At once the fragrance of brewing tea filled the air and Robin’s mouth began to water. ‘I’m sorry,’ she began, more in confusion than actual apology.

  ‘I know, my dear, you have no idea who I am or where you are. You’re worried and I can’t blame you.’

  The tray went onto a little kidney-shaped vanity table and the lady in the beige wool suit perched on the bed while the tea was being poured. Robin noticed that she was wearing tan kid gloves. At no time did she stop talking.

  ‘My name is Dorothea Stephenson but everyone calls me Dottie. My husband is Andrew’s senior partner and you are in the spare room of our house in Repulse Bay. One lump or two?’

  ‘Just a little milk, thank you. I —’

  ‘Andrew brought you here last night when he couldn’t wake you up. I don’t think he was particularly concerned about that, you understand, though we did ask Dr Towne to look at you after that idiot Jeremy announced that you were dead. No, it was quite obvious that you were simply exhausted.
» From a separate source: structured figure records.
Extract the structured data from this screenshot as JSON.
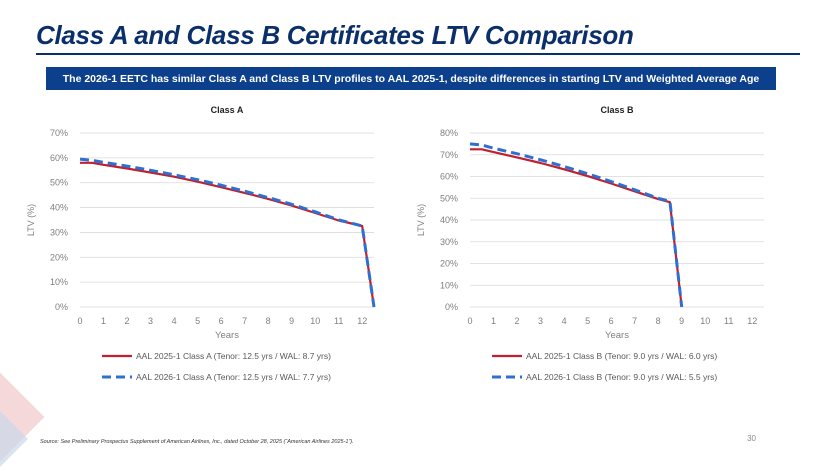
{
  "slide": {
    "title": "Class A and Class B Certificates LTV Comparison",
    "banner": "The 2026-1 EETC has similar Class A and Class B LTV profiles to AAL 2025-1, despite differences in starting LTV and Weighted Average Age",
    "footnote": "Source: See Preliminary Prospectus Supplement of American Airlines, Inc., dated October 28, 2025 (“American Airlines 2025-1”).",
    "page_number": "30"
  },
  "colors": {
    "title": "#0b2f6a",
    "banner_bg": "#0c3f8c",
    "series_2025": "#c0202f",
    "series_2026": "#2f6fcf",
    "grid": "#d9d9d9",
    "tick_text": "#7f7f7f"
  },
  "chart_data": [
    {
      "type": "line",
      "title": "Class A",
      "xlabel": "Years",
      "ylabel": "LTV (%)",
      "xlim": [
        0,
        12.5
      ],
      "ylim": [
        0,
        70
      ],
      "x_ticks": [
        0,
        1,
        2,
        3,
        4,
        5,
        6,
        7,
        8,
        9,
        10,
        11,
        12
      ],
      "y_ticks": [
        0,
        10,
        20,
        30,
        40,
        50,
        60,
        70
      ],
      "y_tick_format": "percent",
      "grid": true,
      "legend_position": "bottom",
      "series": [
        {
          "name": "AAL 2025-1 Class A (Tenor: 12.5 yrs / WAL: 8.7 yrs)",
          "style": "solid",
          "color": "#c0202f",
          "x": [
            0,
            0.5,
            1,
            2,
            3,
            4,
            5,
            6,
            7,
            8,
            9,
            10,
            11,
            12,
            12.5
          ],
          "y": [
            58,
            58,
            57.2,
            55.7,
            54.1,
            52.4,
            50.4,
            48.2,
            45.9,
            43.5,
            40.8,
            37.8,
            34.8,
            32.6,
            0
          ]
        },
        {
          "name": "AAL 2026-1 Class A (Tenor: 12.5 yrs / WAL: 7.7 yrs)",
          "style": "dashed",
          "color": "#2f6fcf",
          "x": [
            0,
            0.5,
            1,
            2,
            3,
            4,
            5,
            6,
            7,
            8,
            9,
            10,
            11,
            12,
            12.5
          ],
          "y": [
            59.5,
            59,
            58.2,
            56.7,
            55.0,
            53.2,
            51.2,
            49.0,
            46.6,
            44.0,
            41.3,
            38.3,
            35.1,
            32.6,
            0
          ]
        }
      ]
    },
    {
      "type": "line",
      "title": "Class B",
      "xlabel": "Years",
      "ylabel": "LTV (%)",
      "xlim": [
        0,
        12.5
      ],
      "ylim": [
        0,
        80
      ],
      "x_ticks": [
        0,
        1,
        2,
        3,
        4,
        5,
        6,
        7,
        8,
        9,
        10,
        11,
        12
      ],
      "y_ticks": [
        0,
        10,
        20,
        30,
        40,
        50,
        60,
        70,
        80
      ],
      "y_tick_format": "percent",
      "grid": true,
      "legend_position": "bottom",
      "series": [
        {
          "name": "AAL 2025-1 Class B (Tenor: 9.0 yrs / WAL: 6.0 yrs)",
          "style": "solid",
          "color": "#c0202f",
          "x": [
            0,
            0.5,
            1,
            2,
            3,
            4,
            5,
            6,
            7,
            8,
            8.5,
            9
          ],
          "y": [
            72.5,
            72.5,
            71.2,
            68.8,
            66.2,
            63.3,
            60.2,
            56.8,
            53.2,
            49.6,
            48.2,
            0
          ]
        },
        {
          "name": "AAL 2026-1 Class B (Tenor: 9.0 yrs / WAL: 5.5 yrs)",
          "style": "dashed",
          "color": "#2f6fcf",
          "x": [
            0,
            0.5,
            1,
            2,
            3,
            4,
            5,
            6,
            7,
            8,
            8.5,
            9
          ],
          "y": [
            75,
            74.5,
            73.0,
            70.5,
            67.7,
            64.6,
            61.3,
            57.7,
            53.9,
            50.0,
            48.6,
            0
          ]
        }
      ]
    }
  ]
}
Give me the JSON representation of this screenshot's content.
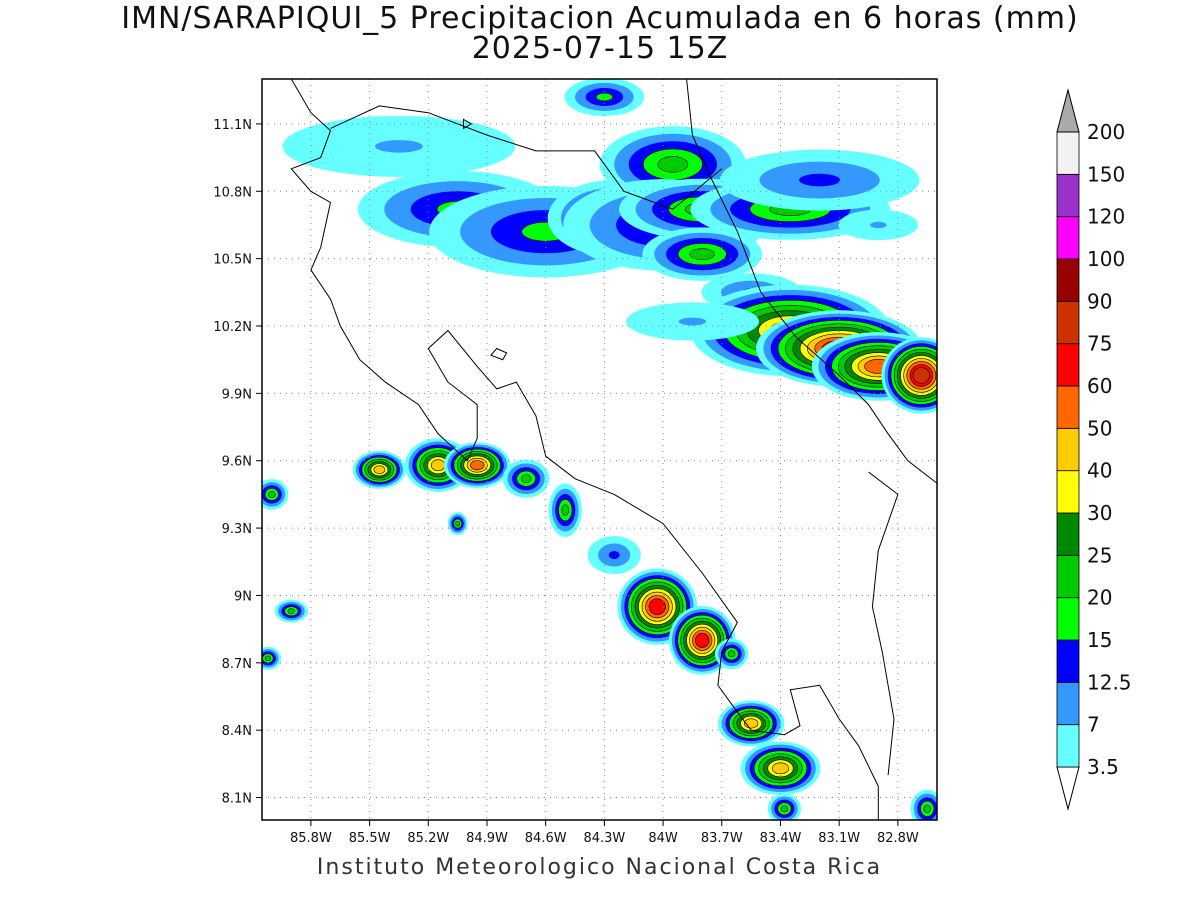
{
  "header": {
    "title": "IMN/SARAPIQUI_5 Precipitacion Acumulada en 6 horas (mm)",
    "subtitle": "2025-07-15 15Z"
  },
  "footer": {
    "credit": "Instituto Meteorologico Nacional Costa Rica"
  },
  "map": {
    "lon_range": [
      -86.05,
      -82.6
    ],
    "lat_range": [
      8.0,
      11.3
    ],
    "lat_ticks": [
      {
        "value": 11.1,
        "label": "11.1N"
      },
      {
        "value": 10.8,
        "label": "10.8N"
      },
      {
        "value": 10.5,
        "label": "10.5N"
      },
      {
        "value": 10.2,
        "label": "10.2N"
      },
      {
        "value": 9.9,
        "label": "9.9N"
      },
      {
        "value": 9.6,
        "label": "9.6N"
      },
      {
        "value": 9.3,
        "label": "9.3N"
      },
      {
        "value": 9.0,
        "label": "9N"
      },
      {
        "value": 8.7,
        "label": "8.7N"
      },
      {
        "value": 8.4,
        "label": "8.4N"
      },
      {
        "value": 8.1,
        "label": "8.1N"
      }
    ],
    "lon_ticks": [
      {
        "value": -85.8,
        "label": "85.8W"
      },
      {
        "value": -85.5,
        "label": "85.5W"
      },
      {
        "value": -85.2,
        "label": "85.2W"
      },
      {
        "value": -84.9,
        "label": "84.9W"
      },
      {
        "value": -84.6,
        "label": "84.6W"
      },
      {
        "value": -84.3,
        "label": "84.3W"
      },
      {
        "value": -84.0,
        "label": "84W"
      },
      {
        "value": -83.7,
        "label": "83.7W"
      },
      {
        "value": -83.4,
        "label": "83.4W"
      },
      {
        "value": -83.1,
        "label": "83.1W"
      },
      {
        "value": -82.8,
        "label": "82.8W"
      }
    ],
    "grid": "dotted",
    "coast": [
      [
        -85.9,
        11.3
      ],
      [
        -85.8,
        11.15
      ],
      [
        -85.7,
        11.07
      ],
      [
        -85.75,
        10.95
      ],
      [
        -85.9,
        10.9
      ],
      [
        -85.8,
        10.8
      ],
      [
        -85.7,
        10.75
      ],
      [
        -85.75,
        10.55
      ],
      [
        -85.8,
        10.45
      ],
      [
        -85.7,
        10.32
      ],
      [
        -85.65,
        10.2
      ],
      [
        -85.55,
        10.05
      ],
      [
        -85.42,
        9.95
      ],
      [
        -85.25,
        9.85
      ],
      [
        -85.15,
        9.72
      ],
      [
        -85.0,
        9.6
      ],
      [
        -84.95,
        9.7
      ],
      [
        -84.95,
        9.85
      ],
      [
        -85.1,
        9.95
      ],
      [
        -85.2,
        10.1
      ],
      [
        -85.1,
        10.18
      ],
      [
        -84.95,
        10.02
      ],
      [
        -84.85,
        9.92
      ],
      [
        -84.75,
        9.95
      ],
      [
        -84.65,
        9.8
      ],
      [
        -84.6,
        9.62
      ],
      [
        -84.45,
        9.52
      ],
      [
        -84.25,
        9.45
      ],
      [
        -84.0,
        9.32
      ],
      [
        -83.8,
        9.1
      ],
      [
        -83.62,
        8.88
      ],
      [
        -83.7,
        8.75
      ],
      [
        -83.72,
        8.6
      ],
      [
        -83.62,
        8.48
      ],
      [
        -83.55,
        8.4
      ],
      [
        -83.38,
        8.38
      ],
      [
        -83.3,
        8.42
      ],
      [
        -83.35,
        8.58
      ],
      [
        -83.2,
        8.6
      ],
      [
        -83.1,
        8.45
      ],
      [
        -83.0,
        8.33
      ],
      [
        -82.9,
        8.15
      ],
      [
        -82.9,
        8.0
      ]
    ],
    "caribbean_coast": [
      [
        -83.88,
        11.3
      ],
      [
        -83.85,
        11.05
      ],
      [
        -83.75,
        10.85
      ],
      [
        -83.62,
        10.62
      ],
      [
        -83.5,
        10.35
      ],
      [
        -83.32,
        10.15
      ],
      [
        -83.1,
        9.98
      ],
      [
        -82.95,
        9.85
      ],
      [
        -82.85,
        9.72
      ],
      [
        -82.75,
        9.6
      ],
      [
        -82.6,
        9.5
      ]
    ],
    "border_north": [
      [
        -85.7,
        11.08
      ],
      [
        -85.45,
        11.18
      ],
      [
        -85.2,
        11.15
      ],
      [
        -84.9,
        11.05
      ],
      [
        -84.65,
        10.98
      ],
      [
        -84.35,
        10.98
      ],
      [
        -84.2,
        10.8
      ],
      [
        -83.95,
        10.72
      ],
      [
        -83.7,
        10.9
      ]
    ],
    "border_south": [
      [
        -82.95,
        9.55
      ],
      [
        -82.8,
        9.45
      ],
      [
        -82.9,
        9.2
      ],
      [
        -82.93,
        8.95
      ],
      [
        -82.88,
        8.75
      ],
      [
        -82.82,
        8.45
      ],
      [
        -82.85,
        8.2
      ]
    ],
    "islands": [
      [
        [
          -84.85,
          10.1
        ],
        [
          -84.8,
          10.08
        ],
        [
          -84.82,
          10.05
        ],
        [
          -84.88,
          10.07
        ],
        [
          -84.85,
          10.1
        ]
      ],
      [
        [
          -85.02,
          11.12
        ],
        [
          -84.98,
          11.1
        ],
        [
          -85.02,
          11.08
        ],
        [
          -85.02,
          11.12
        ]
      ]
    ]
  },
  "precip_cells": [
    {
      "lon": -84.3,
      "lat": 11.22,
      "rx": 0.12,
      "ry": 0.05,
      "max": 15
    },
    {
      "lon": -85.35,
      "lat": 11.0,
      "rx": 0.35,
      "ry": 0.08,
      "max": 7
    },
    {
      "lon": -85.05,
      "lat": 10.72,
      "rx": 0.3,
      "ry": 0.1,
      "max": 15
    },
    {
      "lon": -84.6,
      "lat": 10.62,
      "rx": 0.35,
      "ry": 0.12,
      "max": 15
    },
    {
      "lon": -84.25,
      "lat": 10.68,
      "rx": 0.2,
      "ry": 0.1,
      "max": 20
    },
    {
      "lon": -83.95,
      "lat": 10.92,
      "rx": 0.22,
      "ry": 0.1,
      "max": 20
    },
    {
      "lon": -84.0,
      "lat": 10.65,
      "rx": 0.3,
      "ry": 0.12,
      "max": 15
    },
    {
      "lon": -83.8,
      "lat": 10.72,
      "rx": 0.25,
      "ry": 0.08,
      "max": 20
    },
    {
      "lon": -83.8,
      "lat": 10.52,
      "rx": 0.18,
      "ry": 0.07,
      "max": 20
    },
    {
      "lon": -83.35,
      "lat": 10.72,
      "rx": 0.3,
      "ry": 0.08,
      "max": 20
    },
    {
      "lon": -83.2,
      "lat": 10.85,
      "rx": 0.3,
      "ry": 0.08,
      "max": 12.5
    },
    {
      "lon": -83.55,
      "lat": 10.35,
      "rx": 0.15,
      "ry": 0.05,
      "max": 12.5
    },
    {
      "lon": -83.35,
      "lat": 10.18,
      "rx": 0.3,
      "ry": 0.12,
      "max": 40
    },
    {
      "lon": -83.1,
      "lat": 10.1,
      "rx": 0.25,
      "ry": 0.1,
      "max": 60
    },
    {
      "lon": -82.9,
      "lat": 10.02,
      "rx": 0.2,
      "ry": 0.09,
      "max": 50
    },
    {
      "lon": -82.68,
      "lat": 9.98,
      "rx": 0.12,
      "ry": 0.1,
      "max": 75
    },
    {
      "lon": -85.45,
      "lat": 9.56,
      "rx": 0.08,
      "ry": 0.05,
      "max": 40
    },
    {
      "lon": -85.15,
      "lat": 9.58,
      "rx": 0.1,
      "ry": 0.07,
      "max": 40
    },
    {
      "lon": -84.95,
      "lat": 9.58,
      "rx": 0.1,
      "ry": 0.06,
      "max": 50
    },
    {
      "lon": -84.7,
      "lat": 9.52,
      "rx": 0.07,
      "ry": 0.05,
      "max": 20
    },
    {
      "lon": -84.5,
      "lat": 9.38,
      "rx": 0.05,
      "ry": 0.07,
      "max": 20
    },
    {
      "lon": -84.25,
      "lat": 9.18,
      "rx": 0.08,
      "ry": 0.05,
      "max": 12.5
    },
    {
      "lon": -84.03,
      "lat": 8.95,
      "rx": 0.12,
      "ry": 0.1,
      "max": 60
    },
    {
      "lon": -83.8,
      "lat": 8.8,
      "rx": 0.1,
      "ry": 0.09,
      "max": 60
    },
    {
      "lon": -83.65,
      "lat": 8.74,
      "rx": 0.05,
      "ry": 0.04,
      "max": 20
    },
    {
      "lon": -83.55,
      "lat": 8.43,
      "rx": 0.1,
      "ry": 0.06,
      "max": 40
    },
    {
      "lon": -83.4,
      "lat": 8.23,
      "rx": 0.12,
      "ry": 0.07,
      "max": 40
    },
    {
      "lon": -83.38,
      "lat": 8.05,
      "rx": 0.05,
      "ry": 0.04,
      "max": 20
    },
    {
      "lon": -86.0,
      "lat": 9.45,
      "rx": 0.05,
      "ry": 0.04,
      "max": 20
    },
    {
      "lon": -85.9,
      "lat": 8.93,
      "rx": 0.05,
      "ry": 0.03,
      "max": 20
    },
    {
      "lon": -86.02,
      "lat": 8.72,
      "rx": 0.04,
      "ry": 0.03,
      "max": 20
    },
    {
      "lon": -85.05,
      "lat": 9.32,
      "rx": 0.03,
      "ry": 0.03,
      "max": 20
    },
    {
      "lon": -82.65,
      "lat": 8.05,
      "rx": 0.05,
      "ry": 0.05,
      "max": 20
    },
    {
      "lon": -83.85,
      "lat": 10.22,
      "rx": 0.2,
      "ry": 0.05,
      "max": 7
    },
    {
      "lon": -82.9,
      "lat": 10.65,
      "rx": 0.12,
      "ry": 0.04,
      "max": 7
    }
  ],
  "colorbar": {
    "levels": [
      "3.5",
      "7",
      "12.5",
      "15",
      "20",
      "25",
      "30",
      "40",
      "50",
      "60",
      "75",
      "90",
      "100",
      "120",
      "150",
      "200"
    ],
    "level_values": [
      3.5,
      7,
      12.5,
      15,
      20,
      25,
      30,
      40,
      50,
      60,
      75,
      90,
      100,
      120,
      150,
      200
    ],
    "colors": [
      "#66ffff",
      "#3399ff",
      "#0000ff",
      "#00ff00",
      "#00cc00",
      "#008800",
      "#ffff00",
      "#ffcc00",
      "#ff6600",
      "#ff0000",
      "#cc3300",
      "#990000",
      "#ff00ff",
      "#9933cc",
      "#f2f2f2",
      "#aaaaaa"
    ]
  }
}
But I’m afraid the thought of carrying you into the Mandarin in that condition was simply too much for the poor boy …’

  Robin accepted the tea and sipped it. Her expression was one of absolute concentration, but she let Mrs Stephenson’s words wash over her, content to pick out one in ten and think her own thoughts.

  She was in Repulse Bay. That was no good at all. She had to be back in Central where she could get to the police and the navy and pop across to Kowloon if need be. She had a name now: Daniel Huuk. She wanted him for a start. And she wanted the name of the man who had put armed guards on Richard’s door. That would have to be a senior police officer, the man in charge of the case. And she wanted the name of, and an interview with, whichever doctor in the Queen Elizabeth Hospital was treating Richard.